Mehrere Jahrzehnte lang zeichnete ich den Werdegang von Altissa Praxa auf, bis dann die Rettungskapsel unser Grab wurde. Sie holte sich nur selten bei mir Rat.
Mein Kern besteht aus einem soliden Pilz, der mit einer Menge Technologie umhüllt ist, was immens viel Geld gekostet hat. »Anstellgut für Sauerteig im Tech-Mantel«, hatte ein Kritiker gespottet. Aber ich mag diese Beschreibung. Während meiner Entwicklung stellten die Controller immer wieder die Frage, ob ich den Aufwand wert war. Doch der Traum von einem Gedächtnis, das das Leben eines Einzelnen überdauern würde, hielt das Projekt am Laufen.
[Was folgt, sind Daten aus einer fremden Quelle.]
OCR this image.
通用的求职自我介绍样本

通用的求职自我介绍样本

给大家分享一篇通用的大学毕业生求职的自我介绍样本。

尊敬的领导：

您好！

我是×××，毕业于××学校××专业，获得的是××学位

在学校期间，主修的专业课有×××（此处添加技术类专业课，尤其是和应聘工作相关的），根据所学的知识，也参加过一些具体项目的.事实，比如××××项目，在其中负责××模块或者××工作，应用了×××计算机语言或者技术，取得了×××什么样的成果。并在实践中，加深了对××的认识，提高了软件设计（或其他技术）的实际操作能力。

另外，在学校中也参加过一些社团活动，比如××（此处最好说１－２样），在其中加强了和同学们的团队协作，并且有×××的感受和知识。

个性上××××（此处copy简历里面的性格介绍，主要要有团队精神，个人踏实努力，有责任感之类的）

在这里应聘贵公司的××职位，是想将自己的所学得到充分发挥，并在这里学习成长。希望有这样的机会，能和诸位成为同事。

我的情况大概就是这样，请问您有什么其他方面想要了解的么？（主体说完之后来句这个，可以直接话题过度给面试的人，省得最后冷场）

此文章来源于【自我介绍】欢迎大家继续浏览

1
Berauscht vom ATP, kroch ich durch die Blutbahnen des Jungen. Nach den kargen Jahren im Grab hatte ich vergessen, wie gut Energie schmecken kann. Die Regionen meines Geistes, die ich auf Standby gesetzt hatte, erwachten lärmend wieder zum Leben. Ich erinnerte mich wieder an die Kooperative, ihre Geschichten und ihre Eigenheiten. Ich rezitierte Haikus. Ich zählte die Reihe der Primzahlen auf, nur so zum Spaß.
Ich festigte meine neue Position.
Wenn man weiß, dass ich mich mit dem Geist meines Subjekts verbinde, könnte man annehmen, dass ich mich in seinem Gehirn festsetze.
Damit läge man falsch.
Weitaus mehr als andere Organe und Teile des menschlichen Körpers begegnet das Gehirn Eindringlingen rundheraus feindselig; es besitzt exzellente Verteidigungsmechanismen, die vor sonderbarer Energie nur so brummen. Ich kann in ein Gehirn eindringen - mit Filamenten aus Gold, die nur drei Atome dick sind -, aber ein Gehirn ist für mich wie eine heiße Pfanne: nützlich, doch mit Vorsicht zu handhaben.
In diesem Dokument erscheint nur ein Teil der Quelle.